С моим теперешним спутником мы продвигались тихо и опасливо. Земля, густо устланная перегноем из опавшей листвы и хвои смешанного леса, была мягкой и проваливалась под нашими ногами, топя звуки присутствия вместе со следами сапог.
Солдат, высокий голубоглазый юноша с типичными для местного чертами лица, был вполне собран, обнаруживал уверенность и знание дела. Он внимательно прислушивался и, как было видно, держался спокойно. Я, как ни старался делать выводы об обстановке, никак не мог. Дрожание листа на лёгком ветерке или неосторожный, надрывный крик сойки – всё казалось мне вражеским знаком. И даже тишина леса настораживала. Я шёл, то и дело оборачиваясь, замирая на месте, и не снимал пальца с курка своего пистолета.
Тем не менее я был искренне рад моему новому поручению, так как считал, что от результатов нашей разведки будет в значительной степени зависеть дальнейший ход событий. Ждать на том же месте дальше было уже невыносимо. Чувство тревоги от этого только нарастало. Как известно, в обороне невозможно победить. Возможно только сохранить то, что есть, или проиграть.
Я чувствовал себя беспомощной добычей, вот так, запросто ожидая своей участи. Мне непременно нужно было делать что-то. Предпринимать какие-то попытки продвижения или ввязаться в бой и рубить фашистов. Всех подряд. Я чувствовал силу. Ведь к жестокости тоже в конце концов привыкаешь. Привыкаешь к виду крови, открытым ранам, рваным и искореженным конечностям. Привыкаешь к панораме развалившихся домов и дыму пожарищ. Привыкаешь к сухому пайку и постоянному напряжению нервов. К усталости в ногах и руках.

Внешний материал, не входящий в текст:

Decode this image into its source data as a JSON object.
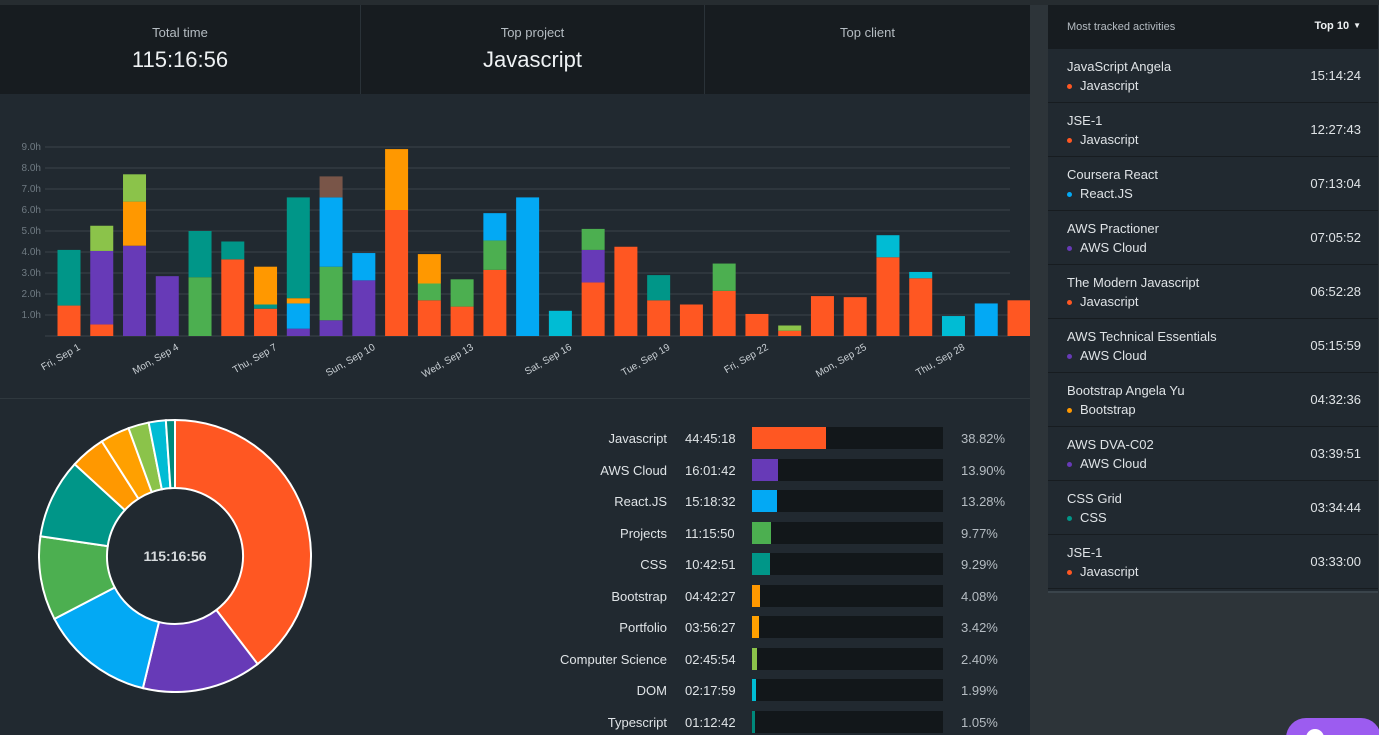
{
  "summary": {
    "total_time_label": "Total time",
    "total_time_value": "115:16:56",
    "top_project_label": "Top project",
    "top_project_value": "Javascript",
    "top_client_label": "Top client",
    "top_client_value": ""
  },
  "colors": {
    "Javascript": "#ff5722",
    "AWS Cloud": "#673ab7",
    "React.JS": "#03a9f4",
    "Projects": "#4caf50",
    "CSS": "#009688",
    "Bootstrap": "#ff9800",
    "Portfolio": "#ffa000",
    "Computer Science": "#8bc34a",
    "DOM": "#00bcd4",
    "Typescript": "#00897b",
    "Other": "#795548",
    "grid": "#3a434a",
    "axis_text": "#9aa3aa"
  },
  "chart_data": {
    "type": "bar",
    "stacked": true,
    "ylim": [
      0,
      9
    ],
    "y_ticks": [
      "1.0h",
      "2.0h",
      "3.0h",
      "4.0h",
      "5.0h",
      "6.0h",
      "7.0h",
      "8.0h",
      "9.0h"
    ],
    "y_tick_values": [
      1,
      2,
      3,
      4,
      5,
      6,
      7,
      8,
      9
    ],
    "x_labels": [
      "Fri, Sep 1",
      "Mon, Sep 4",
      "Thu, Sep 7",
      "Sun, Sep 10",
      "Wed, Sep 13",
      "Sat, Sep 16",
      "Tue, Sep 19",
      "Fri, Sep 22",
      "Mon, Sep 25",
      "Thu, Sep 28"
    ],
    "x_label_indices": [
      0,
      3,
      6,
      9,
      12,
      15,
      18,
      21,
      24,
      27
    ],
    "days": [
      [
        {
          "p": "Javascript",
          "v": 1.45
        },
        {
          "p": "CSS",
          "v": 2.65
        }
      ],
      [
        {
          "p": "Javascript",
          "v": 0.55
        },
        {
          "p": "AWS Cloud",
          "v": 3.5
        },
        {
          "p": "Computer Science",
          "v": 1.2
        }
      ],
      [
        {
          "p": "AWS Cloud",
          "v": 4.3
        },
        {
          "p": "Bootstrap",
          "v": 2.1
        },
        {
          "p": "Computer Science",
          "v": 1.3
        }
      ],
      [
        {
          "p": "AWS Cloud",
          "v": 2.85
        }
      ],
      [
        {
          "p": "Projects",
          "v": 2.8
        },
        {
          "p": "CSS",
          "v": 2.2
        }
      ],
      [
        {
          "p": "Javascript",
          "v": 3.65
        },
        {
          "p": "CSS",
          "v": 0.85
        }
      ],
      [
        {
          "p": "Javascript",
          "v": 1.3
        },
        {
          "p": "CSS",
          "v": 0.2
        },
        {
          "p": "Bootstrap",
          "v": 1.8
        }
      ],
      [
        {
          "p": "AWS Cloud",
          "v": 0.35
        },
        {
          "p": "React.JS",
          "v": 1.2
        },
        {
          "p": "Bootstrap",
          "v": 0.25
        },
        {
          "p": "CSS",
          "v": 4.8
        }
      ],
      [
        {
          "p": "AWS Cloud",
          "v": 0.75
        },
        {
          "p": "Projects",
          "v": 2.55
        },
        {
          "p": "React.JS",
          "v": 3.3
        },
        {
          "p": "Other",
          "v": 1.0
        }
      ],
      [
        {
          "p": "AWS Cloud",
          "v": 2.65
        },
        {
          "p": "React.JS",
          "v": 1.3
        }
      ],
      [
        {
          "p": "Javascript",
          "v": 6.0
        },
        {
          "p": "Bootstrap",
          "v": 2.9
        }
      ],
      [
        {
          "p": "Javascript",
          "v": 1.7
        },
        {
          "p": "Projects",
          "v": 0.8
        },
        {
          "p": "Bootstrap",
          "v": 1.4
        }
      ],
      [
        {
          "p": "Javascript",
          "v": 1.4
        },
        {
          "p": "Projects",
          "v": 1.3
        }
      ],
      [
        {
          "p": "Javascript",
          "v": 3.15
        },
        {
          "p": "Projects",
          "v": 1.4
        },
        {
          "p": "React.JS",
          "v": 1.3
        }
      ],
      [
        {
          "p": "React.JS",
          "v": 6.6
        }
      ],
      [
        {
          "p": "DOM",
          "v": 1.2
        }
      ],
      [
        {
          "p": "Javascript",
          "v": 2.55
        },
        {
          "p": "AWS Cloud",
          "v": 1.55
        },
        {
          "p": "Projects",
          "v": 1.0
        }
      ],
      [
        {
          "p": "Javascript",
          "v": 4.25
        }
      ],
      [
        {
          "p": "Javascript",
          "v": 1.7
        },
        {
          "p": "CSS",
          "v": 1.2
        }
      ],
      [
        {
          "p": "Javascript",
          "v": 1.5
        }
      ],
      [
        {
          "p": "Javascript",
          "v": 2.15
        },
        {
          "p": "Projects",
          "v": 1.3
        }
      ],
      [
        {
          "p": "Javascript",
          "v": 1.05
        }
      ],
      [
        {
          "p": "Javascript",
          "v": 0.25
        },
        {
          "p": "Computer Science",
          "v": 0.25
        }
      ],
      [
        {
          "p": "Javascript",
          "v": 1.9
        }
      ],
      [
        {
          "p": "Javascript",
          "v": 1.85
        }
      ],
      [
        {
          "p": "Javascript",
          "v": 3.75
        },
        {
          "p": "DOM",
          "v": 1.05
        }
      ],
      [
        {
          "p": "Javascript",
          "v": 2.75
        },
        {
          "p": "DOM",
          "v": 0.3
        }
      ],
      [
        {
          "p": "DOM",
          "v": 0.95
        }
      ],
      [
        {
          "p": "React.JS",
          "v": 1.55
        }
      ],
      [
        {
          "p": "Javascript",
          "v": 1.7
        }
      ]
    ]
  },
  "donut": {
    "center_label": "115:16:56"
  },
  "projects": [
    {
      "name": "Javascript",
      "time": "44:45:18",
      "pct": "38.82%",
      "value": 38.82
    },
    {
      "name": "AWS Cloud",
      "time": "16:01:42",
      "pct": "13.90%",
      "value": 13.9
    },
    {
      "name": "React.JS",
      "time": "15:18:32",
      "pct": "13.28%",
      "value": 13.28
    },
    {
      "name": "Projects",
      "time": "11:15:50",
      "pct": "9.77%",
      "value": 9.77
    },
    {
      "name": "CSS",
      "time": "10:42:51",
      "pct": "9.29%",
      "value": 9.29
    },
    {
      "name": "Bootstrap",
      "time": "04:42:27",
      "pct": "4.08%",
      "value": 4.08
    },
    {
      "name": "Portfolio",
      "time": "03:56:27",
      "pct": "3.42%",
      "value": 3.42
    },
    {
      "name": "Computer Science",
      "time": "02:45:54",
      "pct": "2.40%",
      "value": 2.4
    },
    {
      "name": "DOM",
      "time": "02:17:59",
      "pct": "1.99%",
      "value": 1.99
    },
    {
      "name": "Typescript",
      "time": "01:12:42",
      "pct": "1.05%",
      "value": 1.05
    }
  ],
  "activities_panel": {
    "title": "Most tracked activities",
    "filter_label": "Top 10",
    "items": [
      {
        "name": "JavaScript Angela",
        "project": "Javascript",
        "time": "15:14:24",
        "color": "#ff5722"
      },
      {
        "name": "JSE-1",
        "project": "Javascript",
        "time": "12:27:43",
        "color": "#ff5722"
      },
      {
        "name": "Coursera React",
        "project": "React.JS",
        "time": "07:13:04",
        "color": "#03a9f4"
      },
      {
        "name": "AWS Practioner",
        "project": "AWS Cloud",
        "time": "07:05:52",
        "color": "#673ab7"
      },
      {
        "name": "The Modern Javascript",
        "project": "Javascript",
        "time": "06:52:28",
        "color": "#ff5722"
      },
      {
        "name": "AWS Technical Essentials",
        "project": "AWS Cloud",
        "time": "05:15:59",
        "color": "#673ab7"
      },
      {
        "name": "Bootstrap Angela Yu",
        "project": "Bootstrap",
        "time": "04:32:36",
        "color": "#ff9800"
      },
      {
        "name": "AWS DVA-C02",
        "project": "AWS Cloud",
        "time": "03:39:51",
        "color": "#673ab7"
      },
      {
        "name": "CSS Grid",
        "project": "CSS",
        "time": "03:34:44",
        "color": "#009688"
      },
      {
        "name": "JSE-1",
        "project": "Javascript",
        "time": "03:33:00",
        "color": "#ff5722"
      }
    ]
  }
}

Меня уже не пугали внезапные атаки или возможность обстрела с воздуха. Война учит мобилизовать волю и не терять драгоценное время зря. Война учит не думать о войне, а просто выполнять приказы. Но главное – война учит надеяться. И это умение иногда может спасти тебе жизнь.
Немногочисленное население деревни, где мы теперь базировались, относилось к нам с пониманием. Женщины, наблюдающие издалека, как солдаты рубят деревья на окраине и роют окопы, грустно отворачивались. Опустив головы в чёрных платках, они проходили мимо. Старики всегда подробно расспрашивали нас о положении на фронтах. Интересовались численностью войск, спешили поделиться своим опытом и живо реагировали на свежие новости с передовой.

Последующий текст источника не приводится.